Whose idea was it to involve children? James Bevel, a member of the Southern Christian Leadership Conference, came up with the unique strategy, which “involved recruiting popular teenagers from Black high schools, such as the quarterbacks and cheerleaders, who could influence their classmates to attend meetings with them at Black churches in Birmingham to learn about the non-violent movement.” Another bonus of involving youth had to do with the economy—if adults participated in these marches, they were at risk of getting fired and losing gainful employment.
As a result of these circumstances, on May 3, 1963, hundreds of young people gathered in Birmingham as part of a 10-week protest against segregation. They would be attempting to march from the 16th Street Baptist Church down to City Hall, which is only a distance of 0.5 miles. But many never even made it through the full route because Eugene “Bull” Connor, the white Birmingham Commissioner of Public Safety, “directed the local police and fire departments to use force to halt the demonstration.”
This might have been an invisible moment in history had photographers not captured the violence.
The images captured that day literally became the spark that reignited the flagging movement as photos “of children being blasted by high-pressure fire hoses, being clubbed by police officers, and being attacked by police dogs appeared on television and in newspapers, and triggered outrage throughout the world.”
In a serendipitous instance, esteemed civil rights photographer Hudson, captured the exact moment “when a police officer grabbed the fifteen-year-old Walter Gadsden by the collar, pulling the boy toward him to provide an easy target for the attack dog at his side. Gadsden looks on, powerless to repel the dog lunging for his abdomen.” The next day, Hudson’s iconic photo, which has become now synonymous with this march, ended up on the front of The New York Times.
As Atlanta’s High Museum notes, “Hudson often avoided hostility from the police by keeping his camera hidden under his jacket, only to be brought out at the optimal moment.”
As part of the same march, children are pictured assaulted by water canons.
Children seemed to have been the magic, humanizing elixir to galvanize the moment, because after this and other photos of children being attacked traveled around the world, “Dr. Martin Luther King Jr., city official and President John Kennedy negotiated a truce.” A week later public facilities were being desegregated in Birmingham.
Indeed, as Vice writes, “If it wasn’t for the photograph of the clench-jawed cop straining at the leash of his German shepherd as it lunges into the belly of a black teenager, there would probably be no Civil Rights Act, no Voting Rights Act, nor any sort of equal rights act at all.”
While much about Gadsden’s life is still shrouded in mystery, you can go to a park located near the center of Birmingham and find this striking tableau “immortalized in bronze.”

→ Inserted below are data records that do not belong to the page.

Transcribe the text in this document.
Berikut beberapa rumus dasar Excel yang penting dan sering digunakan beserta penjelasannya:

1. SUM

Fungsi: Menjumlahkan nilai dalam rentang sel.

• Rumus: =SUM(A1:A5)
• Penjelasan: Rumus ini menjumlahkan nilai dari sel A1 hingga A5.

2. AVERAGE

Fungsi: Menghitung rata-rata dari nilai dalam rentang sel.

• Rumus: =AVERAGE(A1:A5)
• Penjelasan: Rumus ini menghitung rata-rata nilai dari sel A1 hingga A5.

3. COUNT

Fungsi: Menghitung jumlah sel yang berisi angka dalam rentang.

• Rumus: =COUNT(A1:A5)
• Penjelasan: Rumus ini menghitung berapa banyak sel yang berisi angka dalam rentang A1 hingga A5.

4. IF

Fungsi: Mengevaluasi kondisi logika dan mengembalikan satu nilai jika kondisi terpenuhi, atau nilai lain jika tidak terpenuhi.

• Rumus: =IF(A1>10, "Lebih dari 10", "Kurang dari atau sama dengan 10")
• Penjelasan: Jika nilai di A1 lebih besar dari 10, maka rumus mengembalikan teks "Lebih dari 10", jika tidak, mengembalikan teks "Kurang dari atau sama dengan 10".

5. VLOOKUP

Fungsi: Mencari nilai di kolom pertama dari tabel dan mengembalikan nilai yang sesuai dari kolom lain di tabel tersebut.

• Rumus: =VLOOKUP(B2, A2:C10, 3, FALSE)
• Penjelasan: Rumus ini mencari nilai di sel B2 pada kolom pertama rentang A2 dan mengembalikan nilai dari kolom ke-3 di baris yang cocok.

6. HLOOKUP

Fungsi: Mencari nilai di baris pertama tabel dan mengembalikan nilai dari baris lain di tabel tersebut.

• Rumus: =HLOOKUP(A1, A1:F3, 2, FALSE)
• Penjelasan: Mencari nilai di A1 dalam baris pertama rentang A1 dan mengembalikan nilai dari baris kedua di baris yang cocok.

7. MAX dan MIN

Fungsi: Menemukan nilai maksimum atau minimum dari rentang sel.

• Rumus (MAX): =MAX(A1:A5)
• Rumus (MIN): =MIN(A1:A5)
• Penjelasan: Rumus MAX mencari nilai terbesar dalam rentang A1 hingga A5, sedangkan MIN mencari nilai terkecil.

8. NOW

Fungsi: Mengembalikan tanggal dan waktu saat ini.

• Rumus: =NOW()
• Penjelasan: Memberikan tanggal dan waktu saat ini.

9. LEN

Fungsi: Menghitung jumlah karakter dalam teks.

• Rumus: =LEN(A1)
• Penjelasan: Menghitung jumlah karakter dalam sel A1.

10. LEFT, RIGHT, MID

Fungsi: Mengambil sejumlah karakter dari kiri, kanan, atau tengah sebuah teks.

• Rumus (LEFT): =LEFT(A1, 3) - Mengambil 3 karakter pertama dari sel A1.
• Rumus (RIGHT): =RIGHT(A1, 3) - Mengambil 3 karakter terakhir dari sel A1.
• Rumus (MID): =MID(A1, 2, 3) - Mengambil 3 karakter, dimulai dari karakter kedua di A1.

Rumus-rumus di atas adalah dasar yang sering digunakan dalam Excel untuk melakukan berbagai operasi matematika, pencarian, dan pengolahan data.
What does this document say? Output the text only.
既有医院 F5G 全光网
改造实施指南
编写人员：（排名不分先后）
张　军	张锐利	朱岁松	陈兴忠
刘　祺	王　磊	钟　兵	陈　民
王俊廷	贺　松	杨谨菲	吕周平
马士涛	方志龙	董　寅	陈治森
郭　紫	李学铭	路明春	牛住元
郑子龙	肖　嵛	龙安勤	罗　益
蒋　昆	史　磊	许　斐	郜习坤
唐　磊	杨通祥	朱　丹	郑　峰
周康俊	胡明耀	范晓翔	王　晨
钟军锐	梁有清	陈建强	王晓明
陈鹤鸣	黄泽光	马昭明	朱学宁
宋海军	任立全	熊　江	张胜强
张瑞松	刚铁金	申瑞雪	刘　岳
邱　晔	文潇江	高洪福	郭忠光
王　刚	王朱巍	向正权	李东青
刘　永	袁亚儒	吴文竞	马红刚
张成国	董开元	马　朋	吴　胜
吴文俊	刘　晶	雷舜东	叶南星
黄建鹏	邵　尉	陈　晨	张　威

This type of activism amongst young people is not uncommon and still persists today. Just this past March, “Black youth organizers were at the center of [a] rally that was organized by the Stop Cop City Coalition, In Defense of Black Lives (IDBL),” in the fight against the bulldozing of acres of forest and building a $90 million police center.
In Kansas City, the Black Youth Coalition Network is striving to create social and civic engagement through community service and activism, and in Delaware, Black high school students are organizing their second summit where all things leadership, activism, and organized will be discussed.
It is inspiring to think that these are only a couple examples out of many such instances occurring around the country, where Black youth are sustaining the frontlines, continuing the battle of their ancestors.